Utilité de l’article : Les grandes firmes technologiques sont aujourd’hui confrontées à des tâches dont le traitement requiert des compétences particulièrement développées par les docteurs en économie. Les géants américains du web l’ont compris et recrutent à tour de bras à la sortie des écoles doctorale des départements d’économie. 

Résumé :

  • Partout dans le monde, le doctorat est fortement valorisé par les entreprises tandis que la France fait office d’exception en continuant de privilégier le recrutement et la plus forte rémunération des diplômés des grandes écoles ;
  • Les États-Unis procèdent à l’inverse, et un champ disciplinaire du doctorat intéresse de plus en plus les géants du Web : celui de l’économie ;
  • L’article identifie trois compétences propres à la discipline qui sont fortement prisées par les entreprises du numérique.

 

Les universités américaines supplantées par les employeurs du web

Amazon emploie désormais davantage d’économistes dotés d’un doctorat que n’importe quelle université américaine. L’attrait pour ces profils hautement qualifiés gagne de nombreuses firmes technologiques dont Airbnb, eBay, Facebook, Google, Groupon, Microsoft, Netflix et Uber.

Le recrutement de chercheurs en économie peut s’avérer extrêmement rentable. C’est le cas d’eBay, dont trois économistes ont constaté que les 50 millions de dollars de budget alloué chaque année aux campagnes publicitaires sur Google et Bing offraient dans l’ensemble un rendement négatif [1]. Ces économistes n’ont pas seulement soulevé le problème. Ils l’ont résolu en recommandant de cibler davantage la publicité en ligne sur les clients peu fréquents et les requêtes internet ne comportant pas le nom de l’entreprise.

La préoccupation d’un ciblage publicitaire pertinent n’est pas nouvelle. Au XIXe siècle déjà, le richissime John Wanamaker, fondateur des premiers grands magasins de Philadelphie, déclarait : « La moitié des sommes que je dépense en publicité l’est en pure perte. Le problème est que je ne sais pas de quelle moitié il s’agit ».

On trouve un exemple similaire du côté des annonceurs. Les revenus de Yahoo! ont augmenté de plusieurs millions de dollars grâce au travail de deux économistes pour affiner la tarification des mots-clés composant les requêtes des internautes [2]. Il leur a suffi d’appliquer des résultats théoriques, connus depuis plusieurs années par le milieu académique, sur le thème des enchères.

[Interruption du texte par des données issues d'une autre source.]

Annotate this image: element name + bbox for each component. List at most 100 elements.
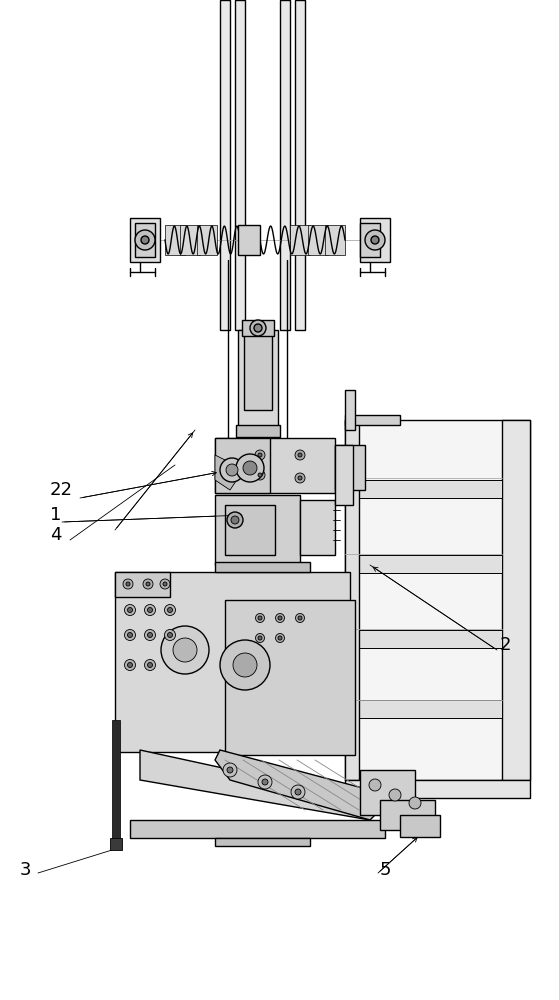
- Circle shape: [226, 464, 238, 476]
- Bar: [236, 425, 280, 437]
- Bar: [244, 330, 272, 410]
- Text: 3: 3: [20, 861, 31, 879]
- Bar: [380, 800, 435, 830]
- Bar: [238, 330, 278, 430]
- Circle shape: [236, 454, 264, 482]
- Circle shape: [276, 634, 285, 643]
- Bar: [197, 225, 217, 255]
- Bar: [130, 820, 385, 838]
- Circle shape: [298, 476, 302, 480]
- Bar: [135, 223, 155, 257]
- Circle shape: [371, 236, 379, 244]
- Circle shape: [255, 613, 264, 622]
- Circle shape: [144, 604, 155, 615]
- Bar: [325, 225, 345, 255]
- Circle shape: [243, 461, 257, 475]
- Circle shape: [298, 616, 302, 620]
- Circle shape: [255, 450, 265, 460]
- Circle shape: [173, 638, 197, 662]
- Text: 5: 5: [380, 861, 391, 879]
- Circle shape: [164, 604, 176, 615]
- Circle shape: [220, 640, 270, 690]
- Bar: [130, 218, 160, 262]
- Bar: [308, 225, 328, 255]
- Circle shape: [223, 763, 237, 777]
- Circle shape: [258, 636, 262, 640]
- Circle shape: [227, 512, 243, 528]
- Bar: [345, 555, 502, 573]
- Bar: [115, 572, 350, 752]
- Circle shape: [141, 236, 149, 244]
- Circle shape: [365, 230, 385, 250]
- Circle shape: [127, 633, 132, 638]
- Circle shape: [164, 630, 176, 641]
- Bar: [360, 770, 415, 815]
- Bar: [345, 420, 530, 780]
- Circle shape: [163, 582, 167, 586]
- Circle shape: [254, 324, 262, 332]
- Circle shape: [258, 775, 272, 789]
- Circle shape: [258, 616, 262, 620]
- Bar: [215, 562, 310, 572]
- Circle shape: [296, 613, 305, 622]
- Bar: [502, 420, 530, 780]
- Circle shape: [291, 785, 305, 799]
- Circle shape: [298, 453, 302, 457]
- Circle shape: [255, 634, 264, 643]
- Bar: [345, 420, 359, 780]
- Bar: [345, 390, 355, 430]
- Bar: [225, 505, 275, 555]
- Bar: [112, 720, 120, 840]
- Circle shape: [148, 633, 153, 638]
- Circle shape: [125, 604, 135, 615]
- Circle shape: [144, 660, 155, 670]
- Bar: [215, 838, 310, 846]
- Circle shape: [250, 320, 266, 336]
- Circle shape: [262, 779, 268, 785]
- Circle shape: [278, 636, 282, 640]
- Bar: [345, 630, 502, 648]
- Circle shape: [168, 633, 173, 638]
- Circle shape: [276, 613, 285, 622]
- Circle shape: [220, 458, 244, 482]
- Circle shape: [227, 767, 233, 773]
- Circle shape: [255, 470, 265, 480]
- Circle shape: [160, 579, 170, 589]
- Circle shape: [233, 653, 257, 677]
- Bar: [360, 223, 380, 257]
- Circle shape: [123, 579, 133, 589]
- Text: 22: 22: [50, 481, 73, 499]
- Bar: [300, 500, 335, 555]
- Circle shape: [143, 579, 153, 589]
- Bar: [215, 438, 270, 493]
- Bar: [238, 225, 260, 255]
- Circle shape: [126, 582, 130, 586]
- Bar: [215, 438, 335, 493]
- Polygon shape: [215, 455, 240, 490]
- Bar: [400, 815, 440, 837]
- Bar: [345, 700, 502, 718]
- Bar: [280, 0, 290, 330]
- Polygon shape: [140, 750, 370, 820]
- Circle shape: [278, 616, 282, 620]
- Bar: [215, 495, 300, 565]
- Bar: [345, 415, 400, 425]
- Circle shape: [295, 473, 305, 483]
- Circle shape: [125, 630, 135, 641]
- Circle shape: [369, 779, 381, 791]
- Circle shape: [295, 789, 301, 795]
- Bar: [360, 218, 390, 262]
- Circle shape: [127, 662, 132, 668]
- Circle shape: [168, 607, 173, 612]
- Circle shape: [258, 473, 262, 477]
- Polygon shape: [215, 750, 380, 820]
- Bar: [110, 838, 122, 850]
- Circle shape: [148, 607, 153, 612]
- Circle shape: [144, 630, 155, 641]
- Bar: [235, 0, 245, 330]
- Circle shape: [148, 662, 153, 668]
- Circle shape: [389, 789, 401, 801]
- Text: 2: 2: [500, 636, 511, 654]
- Bar: [180, 225, 200, 255]
- Bar: [165, 225, 185, 255]
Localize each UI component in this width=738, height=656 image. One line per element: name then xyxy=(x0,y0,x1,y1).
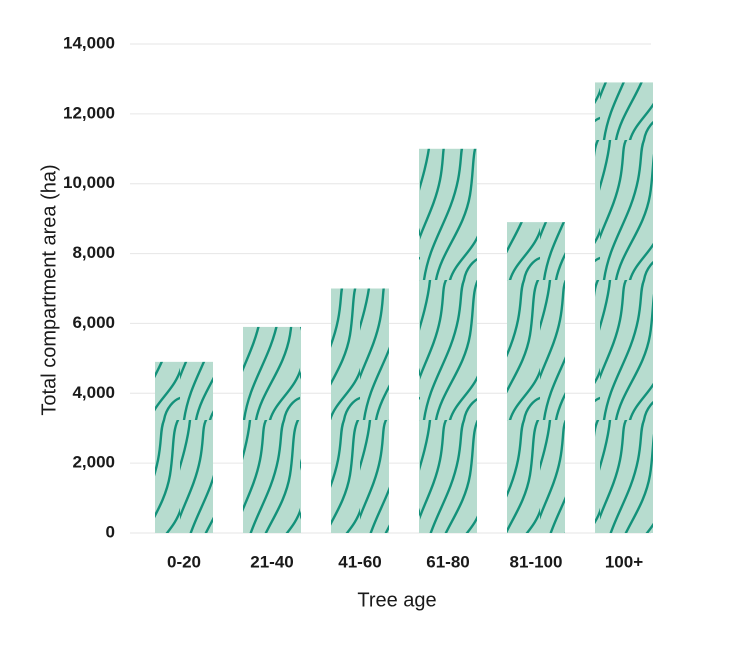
y-tick-label: 14,000 xyxy=(63,33,115,52)
bar xyxy=(243,326,301,533)
x-tick-label: 100+ xyxy=(605,552,643,571)
x-tick-label: 61-80 xyxy=(426,552,469,571)
bar xyxy=(331,288,389,533)
x-tick-label: 41-60 xyxy=(338,552,381,571)
y-tick-label: 6,000 xyxy=(72,313,115,332)
y-tick-label: 10,000 xyxy=(63,173,115,192)
y-tick-label: 12,000 xyxy=(63,103,115,122)
x-tick-label: 21-40 xyxy=(250,552,293,571)
bar xyxy=(419,148,477,534)
bar xyxy=(507,222,565,533)
y-tick-label: 8,000 xyxy=(72,243,115,262)
bar xyxy=(155,361,213,533)
x-tick-label: 0-20 xyxy=(167,552,201,571)
x-tick-label: 81-100 xyxy=(510,552,563,571)
x-axis-title: Tree age xyxy=(357,589,436,611)
y-tick-label: 4,000 xyxy=(72,383,115,402)
y-tick-label: 0 xyxy=(106,522,115,541)
y-axis-title: Total compartment area (ha) xyxy=(38,164,60,415)
bar xyxy=(595,82,653,534)
y-tick-label: 2,000 xyxy=(72,453,115,472)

Durant leur thèse, les économistes développent de nombreux savoir-faire qui suscitent aujourd’hui l’intérêt des entreprises liées aux nouvelles technologies. Trois compétences propres au champ disciplinaire séduisent particulièrement les recruteurs du secteur.

 

Faire parler les données

D’une part, la capacité de « faire parler » les données, en allant au-delà des corrélations empiriques, pour identifier des liens de cause à effet. Cette aptitude captive les firmes de la Silicon Valley dont les décisions sont davantage orientées par l’interprétation de données que par des critères subjectifs. Elle complémente la palette de traitement offerte par les statisticiens et experts en mégadonnées. Si l’apprentissage automatique (« machine learning ») s’avère un excellent outil de prédiction, il l’est moins quand il s’agit de fournir une analyse contre-factuelle. En conduisant des expérimentations adéquates, les économistes sont capables de répondre à des questions hypothétiques, comme le fait d’estimer ce qu’il se serait passé si la version d’entrée de gamme d’un produit n’avait pas été mise sur le marché. Ou encore, de déceler l’innovation la plus prometteuse avant même d’engager les activités de recherche et développement. Les scénarios à tester sont innombrables. C’est la raison pour laquelle chaque année Amazon recrute plus d’une centaine de docteurs en économie [3].  

 

Analyser les interactions stratégiques

D’autre part, les économistes savent particulièrement bien analyser les interactions stratégiques en fonction de l’environnement informationnel. Cela leur permet de mieux structurer une offre et d’adapter un service aux conditions de marché, ce qui explique la perpétuelle modification de l’interface utilisateur des sites ou des applications mobiles de firmes comme Airbnb, Facebook, Groupon et Uber. Cette aptitude leur offre également l’opportunité d’étudier les effets de réputation, et de travailler pour des sites de notation comme Expedia, TripAdvisor ou Yelp.

 

Distinguer les effets de court et de long terme

Enfin, les doctorants en économie sont rompus à l’exercice de distinction des effets de court et de long terme, qui peuvent parfois s’opposer. Cette compétence est particulièrement utile pour paramétrer les algorithmes d’aide à la décision qui exécutent à fond le travail pour lequel ils sont programmés, mais en ignorant tout ce qui n’est pas spécifié. Prenons l’exemple simple d’une entreprise d’import qui souhaite acheter des produits à bas prix en Chine pour les revendre en France. Il est aisé de mettre au point un algorithme capable de détecter en amont les articles susceptibles de se vendre le plus. Avant de se lancer dans l’opération, il convient toutefois de se soucier de la qualité des produits importés. Sans quoi, après avoir réalisé l’objectif à court terme de vente, la firme s’expose à long terme à un taux de retour de marchandise étonnamment élevé. Pour éviter ce désagrément, il suffit d’adjoindre au modèle une variable qui vérifie la notation de l’article sur des sites comme Amazon. Diverses entreprises continuent d’utiliser des services destinés à maximiser le nombre de cliques sur un lien, sans tenir compte de l’objectif à plus long terme de garder des consommateurs satisfaits de leur expérience sur le site. La situation est parfaitement résumée par Susan Athey, professeure d’économie à Stanford et ancienne chef économiste à Microsoft : « au sein de l’entreprise, les docteurs en économie sont bien plus sensibles aux enjeux de long terme que les ingénieurs »[4].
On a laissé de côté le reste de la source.